Got Questions describes it this way– “The phrase “day of the Lord” usually identifies events that take place at the end of history (Isaiah 7:18-25) and is often closely associated with the phrase “that day.” One key to understanding these phrases is to note that they always identify a span of time during which God personally intervenes in history, directly or indirectly, to accomplish some specific aspect His plan.”

It is not just one Day but a span of time, and we are told that span of judgment time will be either 7 or three and a half years (depending again on your interpretation of the Tribulation period). (Dan 9:27). The Joel verse begins by saying “After this”. After what? The day of the Lord. So the dreaming and prophesying is not during the Tribulation but after: the Millennium period. Further, the prophecy speaks of survivors.

Finally, some people say that the dreaming and prophesying began at Pentecost and continues through the Tribulation, that it encompasses the entire Church Age period. I discount that interpretation because the entire Church Age period has not been the Day of the Lord. Also, it leaves the canon open for all manner of personal experience to be placed alongside the bible. We do have a kind of Charismatic Chaos going on now as a result of so many people deciding that is what the Joel verse means. People say they are prophets and others say that are having dreams and their experience is placed not only alongside but higher than the bible itself. Phil Johnson recounts the chaos that results when this happens: “They speak of Scripture as the “dead letter,” compared to their modern prophecies, which they believe are “fresh and living words” from God. So they have effectively subjugated Scripture to questionable phenomena.”

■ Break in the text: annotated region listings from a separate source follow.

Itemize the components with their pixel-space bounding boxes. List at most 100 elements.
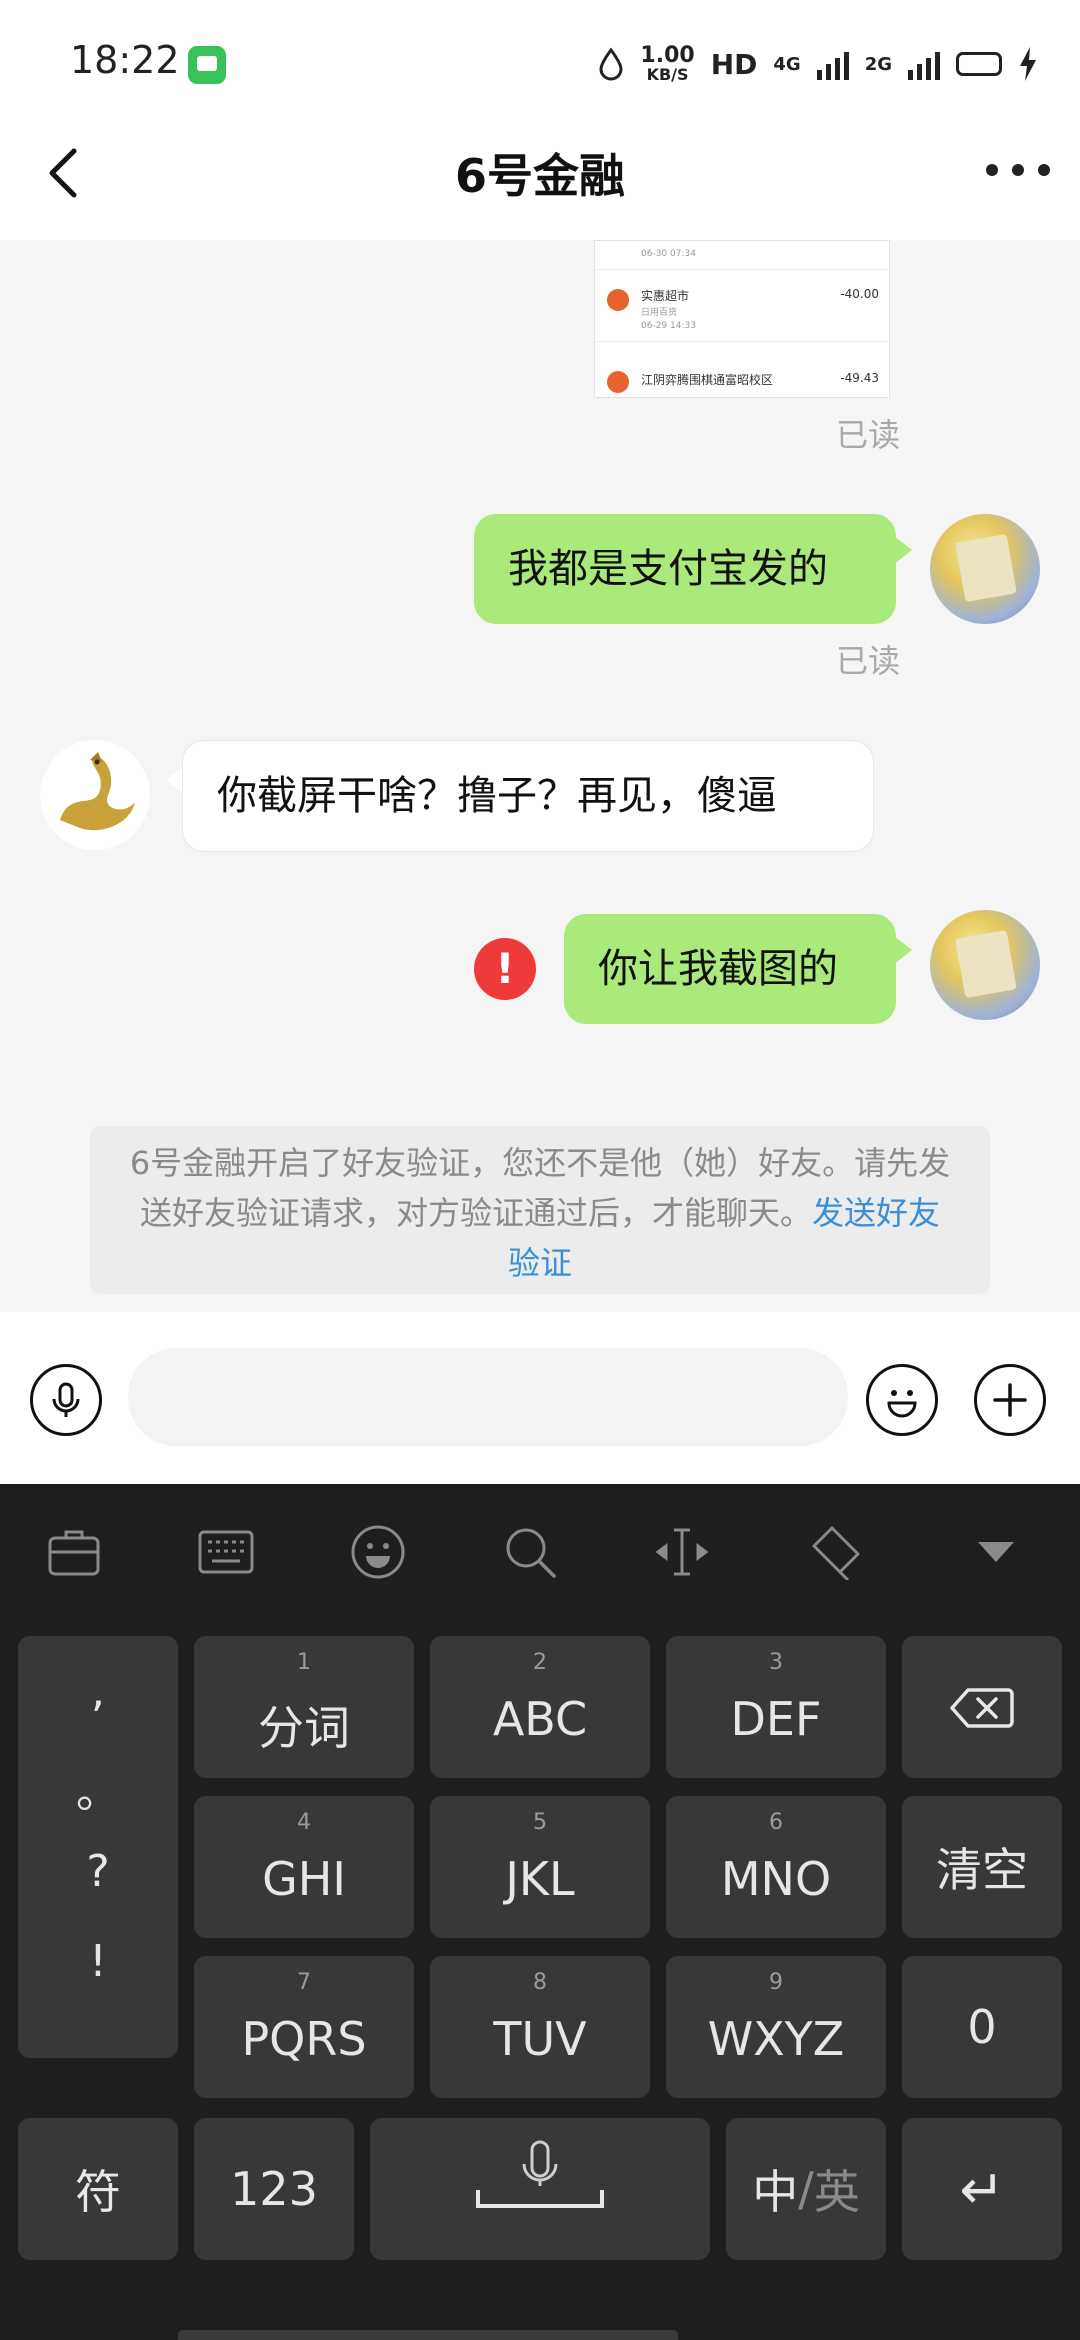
punct-question[interactable]: ? — [18, 1846, 178, 1897]
screenshot-row-date: 06-30 07:34 — [641, 249, 696, 259]
key-number: 8 — [533, 1970, 547, 1995]
collapse-icon[interactable] — [968, 1524, 1024, 1580]
chat-area[interactable]: 06-30 07:34 实惠超市 日用百货 06-29 14:33 -40.00… — [0, 240, 1080, 1312]
screenshot-row-date: 06-29 14:33 — [641, 321, 696, 331]
language-switch-key[interactable]: 中 / 英 — [726, 2118, 886, 2260]
clear-label: 清空 — [936, 1843, 1028, 1897]
key-number: 1 — [297, 1650, 311, 1675]
emoticon-icon[interactable] — [350, 1524, 406, 1580]
key-5[interactable]: 5 JKL — [430, 1796, 650, 1938]
message-notification-icon — [188, 46, 226, 84]
charging-icon — [1020, 47, 1036, 81]
network-speed: 1.00 KB/S — [640, 45, 694, 83]
numbers-label: 123 — [230, 2162, 318, 2216]
speed-unit: KB/S — [646, 65, 689, 84]
symbols-key[interactable]: 符 — [18, 2118, 178, 2260]
my-avatar[interactable] — [930, 514, 1040, 624]
dragon-icon — [60, 752, 135, 831]
chat-title: 6号金融 — [454, 149, 625, 203]
keyboard-icon[interactable] — [198, 1524, 254, 1580]
key-number: 7 — [297, 1970, 311, 1995]
water-drop-icon — [599, 47, 623, 81]
incoming-message-bubble[interactable]: 你截屏干啥？撸子？再见，傻逼 — [182, 740, 874, 852]
friend-verification-notice: 6号金融开启了好友验证，您还不是他（她）好友。请先发送好友验证请求，对方验证通过… — [90, 1126, 990, 1294]
key-3[interactable]: 3 DEF — [666, 1636, 886, 1778]
key-label: JKL — [505, 1852, 575, 1906]
key-4[interactable]: 4 GHI — [194, 1796, 414, 1938]
punct-period[interactable]: 。 — [18, 1756, 178, 1820]
punct-exclaim[interactable]: ! — [18, 1936, 178, 1987]
screenshot-row: 实惠超市 日用百货 06-29 14:33 -40.00 — [595, 281, 889, 342]
zero-label: 0 — [967, 2000, 997, 2054]
lang-cn-label: 中 — [752, 2165, 799, 2219]
enter-key[interactable]: ↵ — [902, 2118, 1062, 2260]
enter-icon: ↵ — [959, 2157, 1005, 2221]
screenshot-row: 江阴弈腾围棋通富昭校区 -49.43 — [595, 367, 889, 397]
key-label: WXYZ — [707, 2012, 845, 2066]
emoji-button[interactable] — [866, 1364, 938, 1436]
space-key[interactable] — [370, 2118, 710, 2260]
hd-indicator: HD — [710, 47, 758, 81]
key-1[interactable]: 1 分词 — [194, 1636, 414, 1778]
message-input[interactable] — [128, 1348, 848, 1446]
key-number: 4 — [297, 1810, 311, 1835]
mic-icon — [476, 2140, 604, 2208]
screenshot-row-name: 实惠超市 — [641, 289, 690, 303]
read-status: 已读 — [836, 416, 901, 454]
key-0[interactable]: 0 — [902, 1956, 1062, 2098]
backspace-icon — [950, 1688, 1014, 1728]
plus-icon — [993, 1383, 1027, 1417]
key-9[interactable]: 9 WXYZ — [666, 1956, 886, 2098]
key-label: GHI — [262, 1852, 346, 1906]
read-status: 已读 — [836, 642, 901, 680]
key-label: PQRS — [241, 2012, 367, 2066]
cursor-icon[interactable] — [654, 1524, 710, 1580]
key-number: 6 — [769, 1810, 783, 1835]
clear-key[interactable]: 清空 — [902, 1796, 1062, 1938]
outgoing-message-bubble[interactable]: 我都是支付宝发的 — [474, 514, 896, 624]
key-number: 2 — [533, 1650, 547, 1675]
screenshot-row-amount: -49.43 — [840, 371, 879, 385]
signal-icon-2 — [908, 48, 940, 80]
key-label: 分词 — [258, 1701, 350, 1755]
numbers-key[interactable]: 123 — [194, 2118, 354, 2260]
voice-icon — [52, 1382, 80, 1417]
network-4g: 4G — [773, 53, 801, 75]
punctuation-column[interactable]: , 。 ? ! — [18, 1636, 178, 2058]
key-label: ABC — [492, 1692, 588, 1746]
search-icon[interactable] — [502, 1524, 558, 1580]
my-avatar[interactable] — [930, 910, 1040, 1020]
status-time: 18:22 — [70, 38, 180, 82]
network-2g: 2G — [864, 53, 892, 75]
key-2[interactable]: 2 ABC — [430, 1636, 650, 1778]
screenshot-image-message[interactable]: 06-30 07:34 实惠超市 日用百货 06-29 14:33 -40.00… — [594, 240, 890, 398]
key-number: 3 — [769, 1650, 783, 1675]
toolbox-icon[interactable] — [46, 1524, 102, 1580]
outgoing-message-bubble[interactable]: 你让我截图的 — [564, 914, 896, 1024]
contact-avatar[interactable] — [40, 740, 150, 850]
skin-icon[interactable] — [806, 1524, 862, 1580]
emoji-icon — [887, 1390, 917, 1418]
key-6[interactable]: 6 MNO — [666, 1796, 886, 1938]
symbols-label: 符 — [75, 2165, 121, 2219]
bubble-tail — [894, 936, 912, 964]
key-label: MNO — [720, 1852, 832, 1906]
key-7[interactable]: 7 PQRS — [194, 1956, 414, 2098]
key-number: 5 — [533, 1810, 547, 1835]
key-8[interactable]: 8 TUV — [430, 1956, 650, 2098]
more-icon[interactable] — [986, 150, 1050, 190]
screenshot-row-sub: 日用百货 — [641, 308, 678, 318]
punct-comma[interactable]: , — [18, 1666, 178, 1717]
voice-input-button[interactable] — [30, 1364, 102, 1436]
screenshot-row-amount: -40.00 — [840, 287, 879, 301]
plus-button[interactable] — [974, 1364, 1046, 1436]
status-indicators: 1.00 KB/S HD 4G 2G — [598, 42, 1038, 86]
screenshot-row: 06-30 07:34 — [595, 241, 889, 270]
speed-value: 1.00 — [640, 43, 695, 68]
language-label: 中 / 英 — [726, 2118, 886, 2260]
key-label: DEF — [730, 1692, 822, 1746]
backspace-key[interactable] — [902, 1636, 1062, 1778]
error-icon[interactable]: ! — [474, 938, 536, 1000]
battery-icon — [956, 52, 1002, 76]
key-label: TUV — [493, 2012, 587, 2066]
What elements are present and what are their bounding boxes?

No, I believe the context of the verse shows us that the dreaming and prophesying will occur after the Tribulation, after the time when the sun was darkened and the pillars of fire came. After the survivors whom the LORD calls. After The Day. Not now.

Besides, why rely on dreams and prophesies of some person as proof of Jesus’s work in the world, when their source cannot be 100% guaranteed? And when the bible as source, CAN?